An amendment to the Continuing Resolution to fund the federal government that recently passed in the House calls for all funding for the FCC's implementation of net neutrality to be withheld. The Senate has yet to debate the measure.
Sens. John Kerry, D-Mass., Ron Wyden, D-Ore., Maria Cantwell, D-Wash., and Al Franken, D-Minn., signed on to the letter that also mentions efforts to permanently defund net neutrality implementation through a Congressional Review Act.
"We write to object strongly to the use of the appropriations process or the Congressional Review Act to keep the Federal Communications Commission (FCC) from doing its job," the letter says. "We ask you to object to any similar efforts here in the Senate. Such action aims to strip the FCC of its legal authority over modern communications and hand control of the Internet over to the owners of the wires that deliver information and services over them."
But Rep. Cliff Stearns, R-Fla., a coauthor of the amendment with Rep. Greg Walden, D-Ore., disagrees, saying the FCC has overstepped its bounds with the net neutrality decision and that the Web "does not need to be regulated by an unelected group of federal bureaucrats."

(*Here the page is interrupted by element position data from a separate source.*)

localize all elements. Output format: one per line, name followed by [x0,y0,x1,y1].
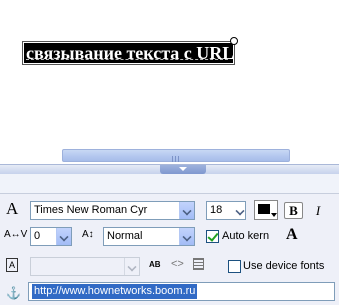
html-tags-icon[interactable]: <> [171,258,184,270]
scrollbar-thumb[interactable] [62,149,290,162]
use-device-fonts-label: Use device fonts [243,260,325,272]
baseline-select[interactable]: Normal [103,227,195,246]
chevron-down-icon[interactable] [179,228,194,245]
letter-spacing-input[interactable]: 0 [30,227,72,246]
triangle-down-icon [271,213,277,217]
resize-handle[interactable] [230,37,238,45]
link-underline [26,59,228,60]
baseline-value: Normal [107,230,143,242]
scrollbar-grip-icon [172,153,182,162]
baseline-icon: A↕ [82,229,94,240]
auto-kern-checkbox[interactable] [206,230,219,243]
auto-kern-tool-icon[interactable]: A [286,226,298,244]
letter-spacing-value: 0 [34,230,41,242]
text-tool-icon: A [6,199,19,218]
property-inspector: A Times New Roman Cyr 18 B I A↔V 0 A↕ No… [0,194,339,305]
stage-canvas[interactable]: связывание текста с URL [0,0,339,150]
url-input[interactable]: http://www.hownetworks.boom.ru [28,282,335,301]
italic-button[interactable]: I [311,202,325,219]
chevron-down-icon[interactable] [233,202,245,219]
chevron-down-icon[interactable] [179,202,194,219]
text-object[interactable]: связывание текста с URL [22,41,235,65]
text-object-content[interactable]: связывание текста с URL [24,43,233,63]
auto-kern-label: Auto kern [222,230,270,242]
font-size-value: 18 [210,204,223,216]
fill-color-swatch[interactable] [254,200,278,220]
panel-collapse-bar[interactable] [0,164,339,174]
chevron-down-icon[interactable] [56,228,71,245]
text-type-icon: A [6,258,18,272]
use-device-fonts-checkbox[interactable] [228,260,241,273]
letter-spacing-icon: A↔V [4,229,28,240]
bold-button[interactable]: B [284,202,303,219]
font-family-select[interactable]: Times New Roman Cyr [30,201,195,220]
font-size-select[interactable]: 18 [206,201,246,220]
horizontal-scrollbar[interactable] [0,148,339,162]
border-icon[interactable] [193,258,204,270]
text-options-select [30,257,140,276]
collapse-arrow-icon[interactable] [160,165,206,174]
chevron-down-icon [124,258,139,275]
font-family-value: Times New Roman Cyr [34,204,148,216]
panel-titlebar [0,174,339,194]
fill-color-box [258,204,270,214]
selectable-text-icon[interactable]: AB [149,260,161,269]
url-value[interactable]: http://www.hownetworks.boom.ru [32,284,198,299]
link-icon: ⚓ [6,286,21,300]
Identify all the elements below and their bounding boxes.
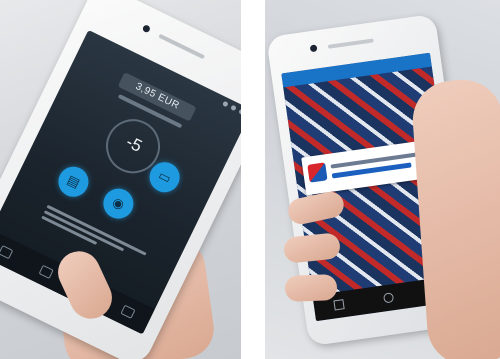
battery-icon: ▭	[156, 167, 174, 187]
front-camera	[141, 24, 152, 34]
charging-icon: ▤	[64, 171, 83, 191]
nav-icon[interactable]	[120, 304, 136, 319]
home-nav-icon[interactable]	[0, 244, 14, 260]
left-photo: 3,95 EUR -5 ▭ ◉ ▤	[0, 0, 241, 359]
status-icon	[238, 108, 241, 115]
right-photo	[265, 0, 500, 359]
charge-button[interactable]: ▤	[53, 161, 94, 202]
finger	[284, 274, 338, 302]
status-icon	[222, 100, 229, 107]
brand-logo-icon	[307, 162, 328, 183]
earpiece	[327, 38, 374, 49]
front-camera	[309, 44, 318, 53]
nav-icon[interactable]	[38, 264, 54, 280]
status-icon	[230, 104, 238, 111]
earpiece	[158, 33, 206, 60]
lightbulb-icon: ◉	[110, 193, 127, 213]
back-nav-icon[interactable]	[333, 299, 345, 311]
light-button[interactable]: ◉	[98, 183, 139, 224]
home-nav-icon[interactable]	[382, 292, 395, 304]
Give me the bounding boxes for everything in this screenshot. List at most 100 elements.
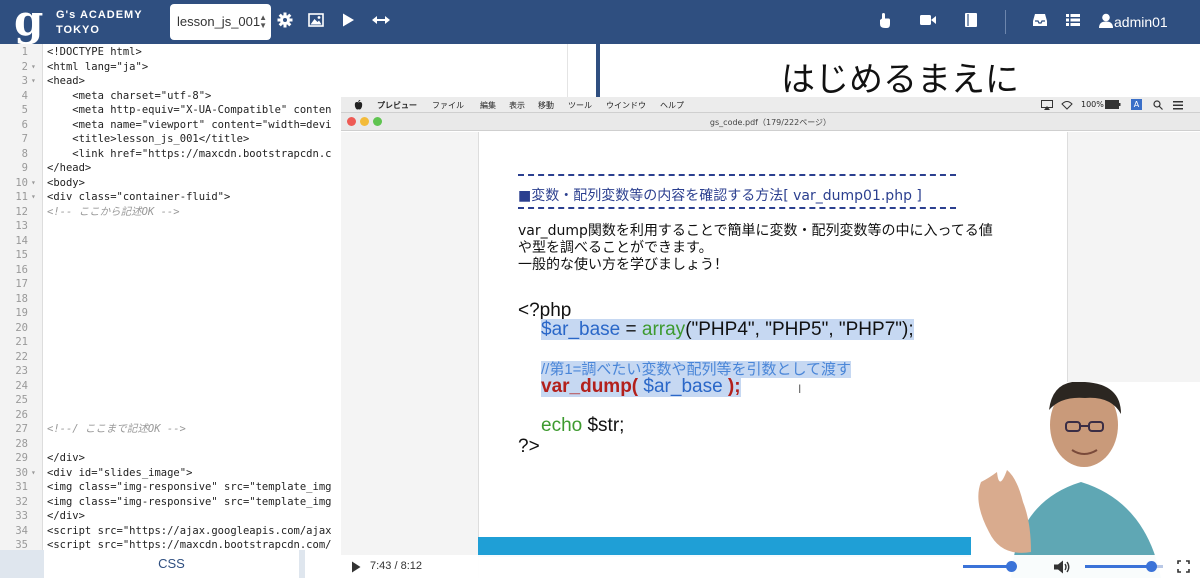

"Before imposing any regulation on the Internet, it should be authorized and approved by Congress, and only after holding deliberative hearings and with a vote by elected officials," Stearns said in a statement following the amendment's passage.
The senators' letter counters that idea saying it handcuffs the FCC, keeping if from fulfilling its mission.
"We are willing and interested in working with our colleagues on modernization of the Communications Act," the letter said. "But that does not mean that the agency should stop doing its job under current law."
In December FCC commissioners voted to approve net neutrality in a 3-2, party-line vote.
Net neutrality affects communication companies that run information networks allowing the Internet to function. It would require them to treat all information flowing through their systems equally, giving them less control over the content that passes through. Some say that makes the FCC a cop regulating Internet traffic.